Evidence Anne (who would be grandmother to my beloved orderly Jerome, and who’d live long enough to work on the line in a Detroit Chevy plant), she shared her cup with the little next-door neighbor. That boy, son of field slaves from outside Tarboro, considered this ceremony—with its slow cup-filling, with the women’s careful sipping—nearbout as strange as any religious rite. The child wouldn’t of been surprised to find that yonder gravy boat held molten gold or blood or some sky-blue liquid.

Little Venus looked up at adults, “Do
this
be our at-home day?” Grownups laughed, less because they wanted to—more because they couldn’t not, child. “Bout as good as any, I reckon,” Miss Zelia coughed, shrugging. The
worse it rained, the steadier and louder did folks’ voices rise over this cloudburst.
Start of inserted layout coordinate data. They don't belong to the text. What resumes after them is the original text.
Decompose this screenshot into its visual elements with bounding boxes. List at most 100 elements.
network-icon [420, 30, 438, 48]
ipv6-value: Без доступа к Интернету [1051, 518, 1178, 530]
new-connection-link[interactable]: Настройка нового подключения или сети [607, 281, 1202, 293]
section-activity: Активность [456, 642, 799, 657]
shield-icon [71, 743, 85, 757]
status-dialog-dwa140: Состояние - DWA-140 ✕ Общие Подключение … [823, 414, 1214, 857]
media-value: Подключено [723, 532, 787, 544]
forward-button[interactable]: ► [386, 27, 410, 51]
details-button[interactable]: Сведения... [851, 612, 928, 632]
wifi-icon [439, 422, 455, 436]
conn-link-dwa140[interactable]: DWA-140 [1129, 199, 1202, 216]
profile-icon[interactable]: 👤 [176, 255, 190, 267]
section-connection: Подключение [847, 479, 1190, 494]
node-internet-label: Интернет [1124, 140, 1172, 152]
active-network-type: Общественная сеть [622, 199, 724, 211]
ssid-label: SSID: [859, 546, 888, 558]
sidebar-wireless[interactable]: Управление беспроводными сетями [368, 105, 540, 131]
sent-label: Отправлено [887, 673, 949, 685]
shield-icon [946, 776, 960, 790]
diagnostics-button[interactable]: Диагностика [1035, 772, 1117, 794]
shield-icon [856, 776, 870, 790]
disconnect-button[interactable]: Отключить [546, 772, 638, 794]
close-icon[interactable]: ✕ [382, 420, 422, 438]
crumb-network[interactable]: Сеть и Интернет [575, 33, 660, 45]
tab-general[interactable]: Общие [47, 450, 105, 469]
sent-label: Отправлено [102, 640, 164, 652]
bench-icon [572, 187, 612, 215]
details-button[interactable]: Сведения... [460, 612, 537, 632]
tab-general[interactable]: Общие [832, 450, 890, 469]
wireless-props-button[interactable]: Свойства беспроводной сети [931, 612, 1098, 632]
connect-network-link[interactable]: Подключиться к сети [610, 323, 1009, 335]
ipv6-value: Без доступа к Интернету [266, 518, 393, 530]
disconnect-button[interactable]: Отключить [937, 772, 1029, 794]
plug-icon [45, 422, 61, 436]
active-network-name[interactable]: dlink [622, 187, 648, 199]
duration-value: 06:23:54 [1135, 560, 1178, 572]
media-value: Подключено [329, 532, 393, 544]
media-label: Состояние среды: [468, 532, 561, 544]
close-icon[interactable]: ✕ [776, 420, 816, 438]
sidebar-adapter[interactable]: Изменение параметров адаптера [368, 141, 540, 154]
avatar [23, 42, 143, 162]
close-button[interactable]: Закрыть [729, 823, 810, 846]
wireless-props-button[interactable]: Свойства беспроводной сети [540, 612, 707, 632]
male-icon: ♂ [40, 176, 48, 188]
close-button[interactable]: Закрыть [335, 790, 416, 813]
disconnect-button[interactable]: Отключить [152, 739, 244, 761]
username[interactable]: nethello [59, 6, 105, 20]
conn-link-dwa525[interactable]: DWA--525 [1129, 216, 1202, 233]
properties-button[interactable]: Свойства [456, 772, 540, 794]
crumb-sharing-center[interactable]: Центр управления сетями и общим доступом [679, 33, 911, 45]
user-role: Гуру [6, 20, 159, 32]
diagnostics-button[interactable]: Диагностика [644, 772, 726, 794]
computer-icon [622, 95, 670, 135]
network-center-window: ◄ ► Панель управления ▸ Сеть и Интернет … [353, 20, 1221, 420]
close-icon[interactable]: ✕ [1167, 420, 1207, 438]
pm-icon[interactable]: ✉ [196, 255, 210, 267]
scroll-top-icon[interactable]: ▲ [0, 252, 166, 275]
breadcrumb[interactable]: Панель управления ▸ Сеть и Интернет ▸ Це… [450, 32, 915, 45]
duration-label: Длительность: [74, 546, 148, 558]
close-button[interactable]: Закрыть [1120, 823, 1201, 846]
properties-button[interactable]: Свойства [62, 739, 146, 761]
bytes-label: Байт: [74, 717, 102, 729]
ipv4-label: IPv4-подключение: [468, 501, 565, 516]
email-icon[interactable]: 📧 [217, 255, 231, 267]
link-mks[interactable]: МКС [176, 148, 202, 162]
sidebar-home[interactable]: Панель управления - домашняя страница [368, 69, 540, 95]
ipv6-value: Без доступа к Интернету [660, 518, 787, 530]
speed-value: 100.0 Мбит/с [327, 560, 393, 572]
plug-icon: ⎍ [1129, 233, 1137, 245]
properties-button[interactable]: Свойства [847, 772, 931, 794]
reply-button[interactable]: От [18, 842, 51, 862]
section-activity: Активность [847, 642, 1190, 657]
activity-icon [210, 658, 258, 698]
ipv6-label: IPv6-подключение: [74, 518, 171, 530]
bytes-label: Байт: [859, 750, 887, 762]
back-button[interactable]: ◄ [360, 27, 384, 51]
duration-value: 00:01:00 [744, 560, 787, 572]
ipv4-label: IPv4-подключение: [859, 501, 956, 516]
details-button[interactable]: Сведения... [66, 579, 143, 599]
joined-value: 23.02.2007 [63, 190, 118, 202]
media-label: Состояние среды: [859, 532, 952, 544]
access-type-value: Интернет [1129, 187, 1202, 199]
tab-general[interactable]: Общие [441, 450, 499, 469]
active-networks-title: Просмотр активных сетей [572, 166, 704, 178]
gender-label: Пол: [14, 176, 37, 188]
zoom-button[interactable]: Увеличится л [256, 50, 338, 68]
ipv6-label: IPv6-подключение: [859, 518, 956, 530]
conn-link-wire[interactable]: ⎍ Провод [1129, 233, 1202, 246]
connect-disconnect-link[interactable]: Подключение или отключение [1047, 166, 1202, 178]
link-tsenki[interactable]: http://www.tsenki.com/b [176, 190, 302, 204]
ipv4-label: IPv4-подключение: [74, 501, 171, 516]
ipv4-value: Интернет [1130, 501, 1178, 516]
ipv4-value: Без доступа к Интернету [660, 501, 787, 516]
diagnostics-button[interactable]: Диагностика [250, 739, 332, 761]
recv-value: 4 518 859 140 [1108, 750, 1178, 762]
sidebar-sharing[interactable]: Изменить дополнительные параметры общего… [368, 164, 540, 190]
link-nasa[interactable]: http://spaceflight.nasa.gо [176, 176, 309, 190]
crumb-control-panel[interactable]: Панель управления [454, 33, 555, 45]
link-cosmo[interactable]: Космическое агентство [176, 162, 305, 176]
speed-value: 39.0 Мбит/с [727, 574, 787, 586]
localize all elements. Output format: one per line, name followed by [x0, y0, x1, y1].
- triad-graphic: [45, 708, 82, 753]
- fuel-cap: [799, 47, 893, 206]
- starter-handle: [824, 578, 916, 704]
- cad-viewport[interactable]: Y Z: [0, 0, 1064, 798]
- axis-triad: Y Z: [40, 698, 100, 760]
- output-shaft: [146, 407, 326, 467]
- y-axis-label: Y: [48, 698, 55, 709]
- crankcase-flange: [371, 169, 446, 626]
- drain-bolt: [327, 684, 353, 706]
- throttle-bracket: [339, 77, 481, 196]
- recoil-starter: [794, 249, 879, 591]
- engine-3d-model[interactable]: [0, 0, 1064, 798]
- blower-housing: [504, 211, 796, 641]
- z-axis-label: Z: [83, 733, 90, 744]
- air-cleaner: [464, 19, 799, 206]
They mentioned what might come next. How, onct it finally did happen, what they might get to wear, what they’d maybe finally know enough to finally feel. Each person here had already snagged a few first flirting wingbeats of it. For the visiting boy, it meant: this ritual. For Evidence Anne, the one yellow sour-ball candy bought from out of a great glass globe decaled with the world-map in Lucas’ Ail-Round store. For Cas, it was the freedom of going anywhere you liked along Main, of talking back while wearing a new dress printed with one hundred redbirds. Z felt the rustle of it in sudden shoes that scooped you more toward citizenship—the first high-stepping parade before blisters laid a tax on what’s too new.—You got one small thing first, then more, see, until these mosaic-like feathers overlapping, braiding, corn-rowing, rag-rugged into being a body’s own personal wings. To let you finally fly free. Was that so much to ask? Did you want a Summit Avenue mansion, or the right to be a meadowlark and go anywheres, luggageless? Might a body request … both?